Başvurucunun paylaşımı nedeniyle işine son verilmesinin ifade özgürlüğüne müdahale anlamı taşıdığı belirtilen kararda, kapatılan kadın sığınmaevinde yıllarca çalışan başvurucunun fikir beyan etmesinin doğal karşılanması gerektiği aktarıldı.

Kamusal yetki kullanan kişilerin gördükleri işlev nedeniyle eleştiriye katlanmak zorunda olduklarına dikkati çekilen kararda, başvurucunun hedef aldığı kabul edilen belediye başkanının eşinin başvurucunun işvereni olmadığı vurgulandı.

Başvurucunun, sığınmaevinin kapatılmaması için sorumlularla yaptığı görüşmelerden sonuç alamaması üzerine ilgili kararın geri alınması için kamuoyu oluşturmak amacıyla çeşitli sivil toplum kuruluşları ile görüştüğü belirtilen kararda, sosyal medyada kendi görüşlerini ifade ederek destek toplamaya çalıştığı aktarıldı.

Bu eylemiyle başvurucunun kişisel menfaat sağlama maksadı taşımadığı belirtilen kararda, şunlara yer verildi:

"Başvurucu, iş akdine son verilmesine neden olarak gösterilen ifadeleri şahsi bir menfaat için veya kurum amirleri ile işverenine karşı duyduğu kişisel bir öfke nedeniyle kullanmamıştır. Bununla birlikte başvurucunun kapatılmasına karşı çıktığı sığınmaevlerinin kadına şiddet konusunda hayati önemi olduğu düşünüldüğünde başvurucunun konuyla ilgili değerlendirmeleri kamusal faydası yüksek bir tartışmaya katkı sunmuştur."

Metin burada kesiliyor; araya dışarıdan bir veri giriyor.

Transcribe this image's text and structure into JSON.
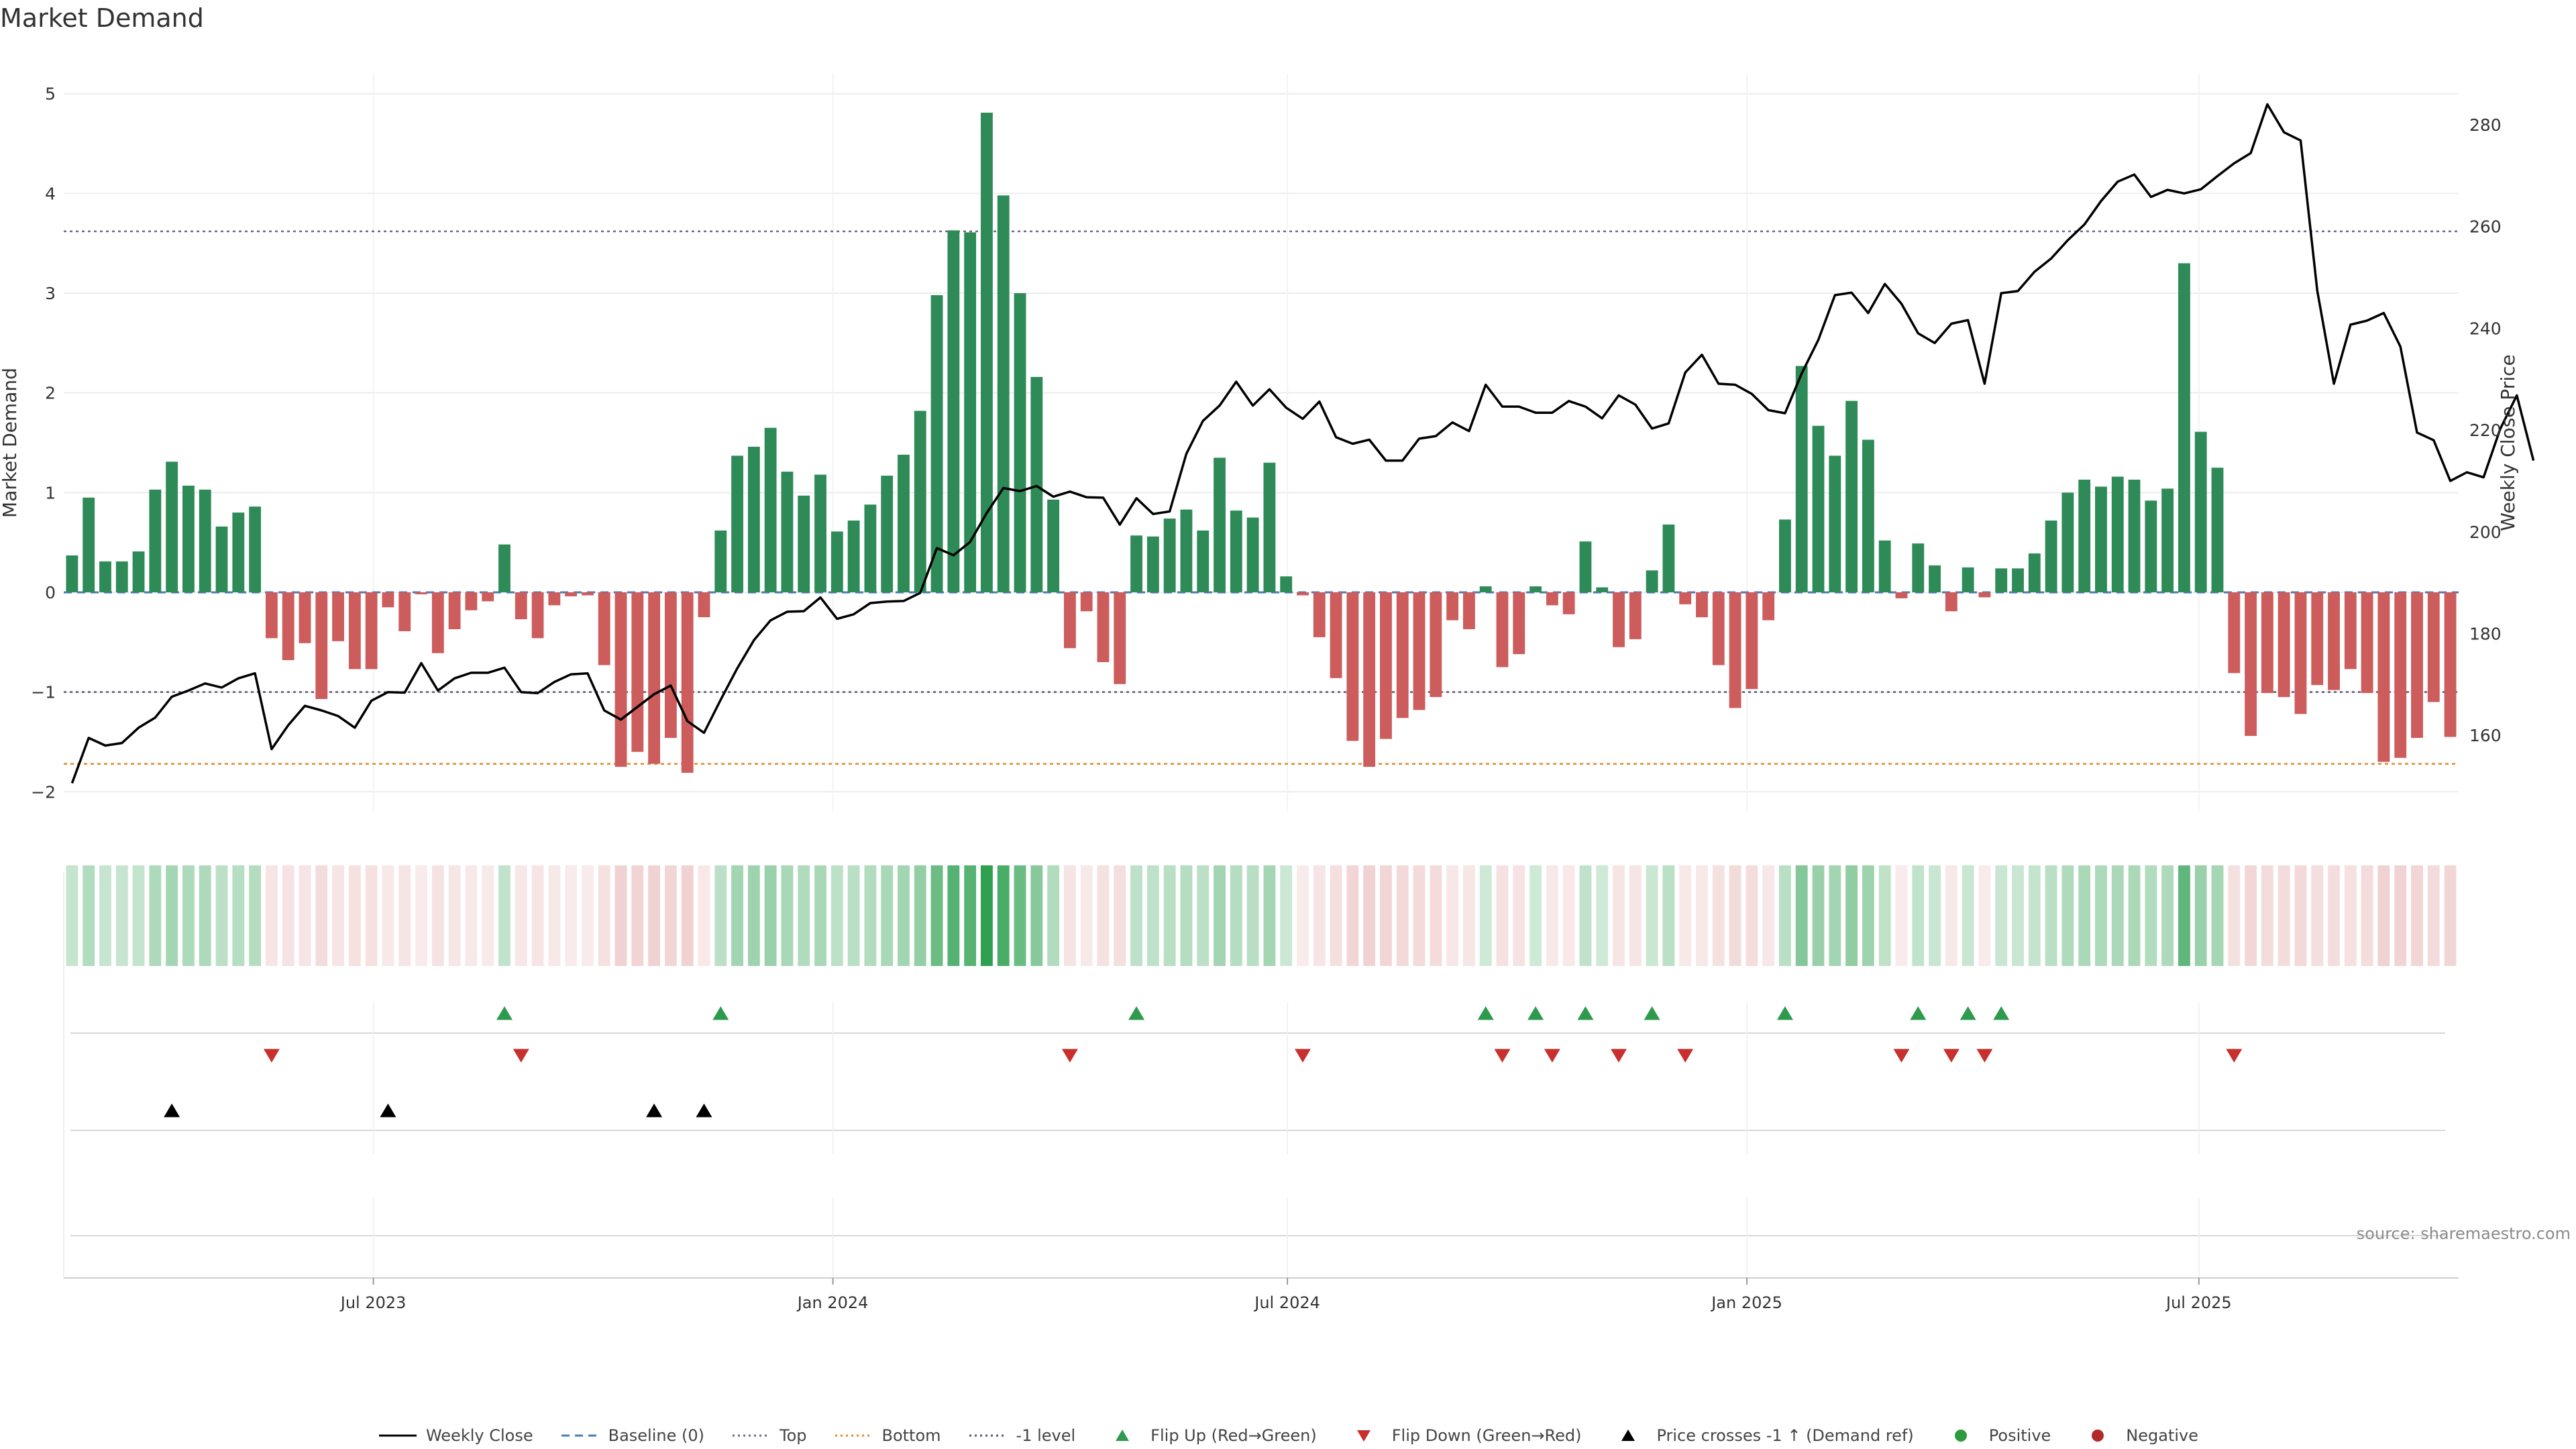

Başvurucunun ilgili mesajında, belediye başkanının eşinin bir kadın olarak sığınmaevinin kapatılmasına karar vermesini eleştirdiği ve BAM'ın ise gerekli değerlendirmeyi yapmadığı kaydedilen kararda, şu değerlendirmeler yer aldı:

"BAM, başvurucu tarafından kullanılan ifadelerin bağlamını, sözlerin paylaşıldığı ortamı, belediye başkanının eşinin yürüttüğü kamusal faaliyet nedeniyle bu sözlere muhatap olduğu hususunu tartışmamıştır. Başvurucunun paylaşımının belediye başkanının eşine karşı sataşma boyutuna ulaşacak nitelikte sözler olduğu sonucuna ulaşan BAM başvurucunun davasını reddetmiş fakat başvurucunun sözlerinin iş akdinin feshini haklı kılacak boyuta ulaştığını gösterememiştir."

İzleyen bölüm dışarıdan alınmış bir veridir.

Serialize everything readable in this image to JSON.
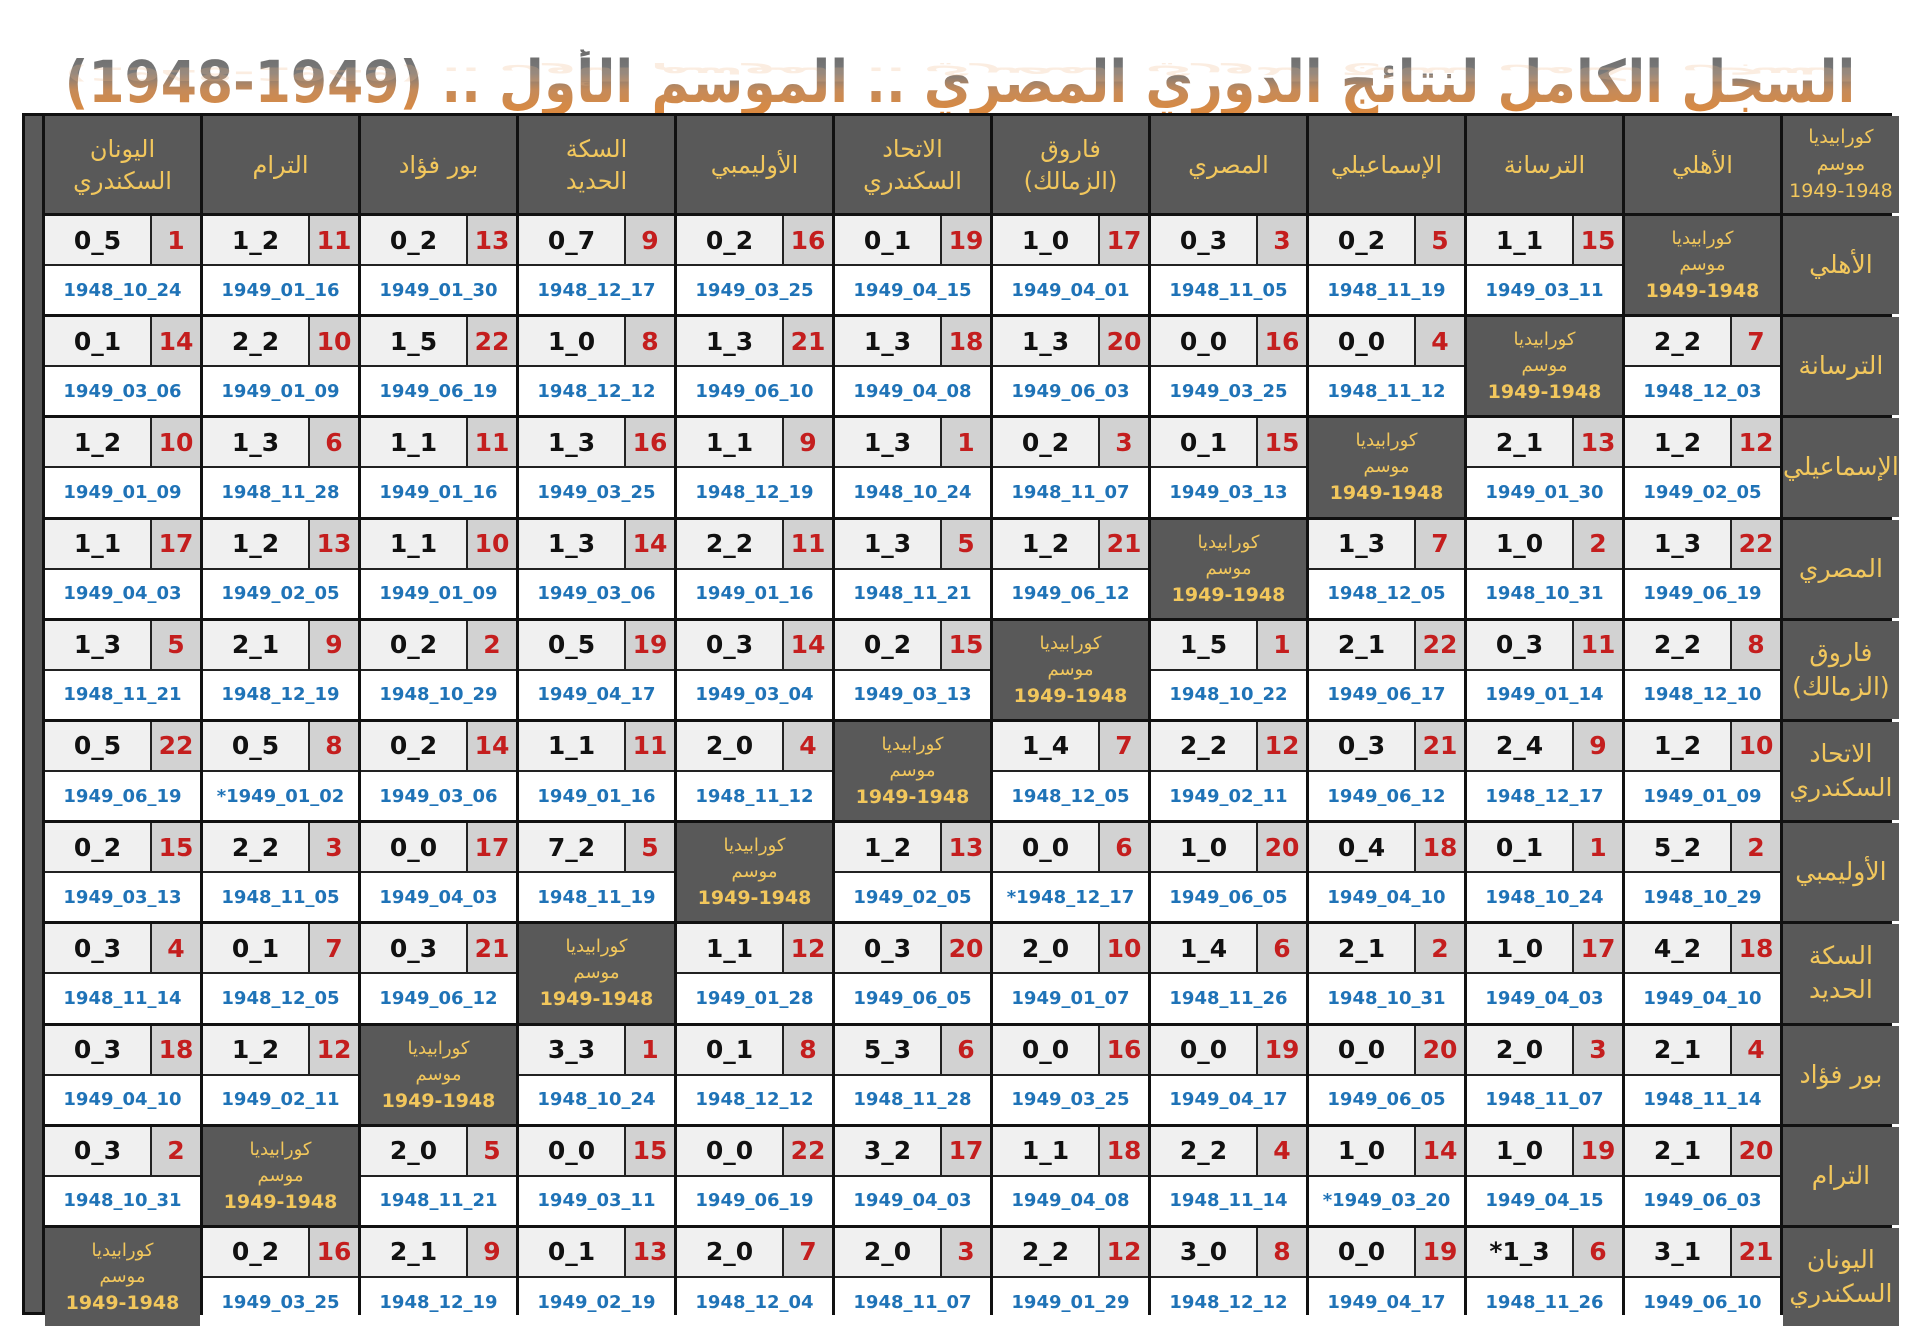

Ayrıca başvurucunun şikayete konu paylaşımların kendisine ait olmadığını beyan etmesinin de yargı organlarınca araştırılmadığı aktarılan kararda, "Varlığı şüpheli paylaşımlar nedeniyle kişilerin yaptırıma tabi tutulması düşünce açıklamaları üzerinde caydırıcı etki oluşturup iftiraların meşrulaştırılması sonucunu doğurabilecektir." değerlendirmesi paylaşıldı.

Kararda, istinaf mahkemesinin ifade özgürlüğü ile şeref ve itibarın korunması hakkı arasında denge kurulmadan söz konusu ifadelerin haklı nedenle fesih sebebi oluşturduğunu kabul ettiği belirtilerek, "BAM, başvurucunun ifade özgürlüğüne yapılan müdahalenin demokratik bir toplumda zorlayıcı bir toplumsal ihtiyacın karşılanması amacına yönelik olduğunu gösterememiştir." ifadesi kullanıldı.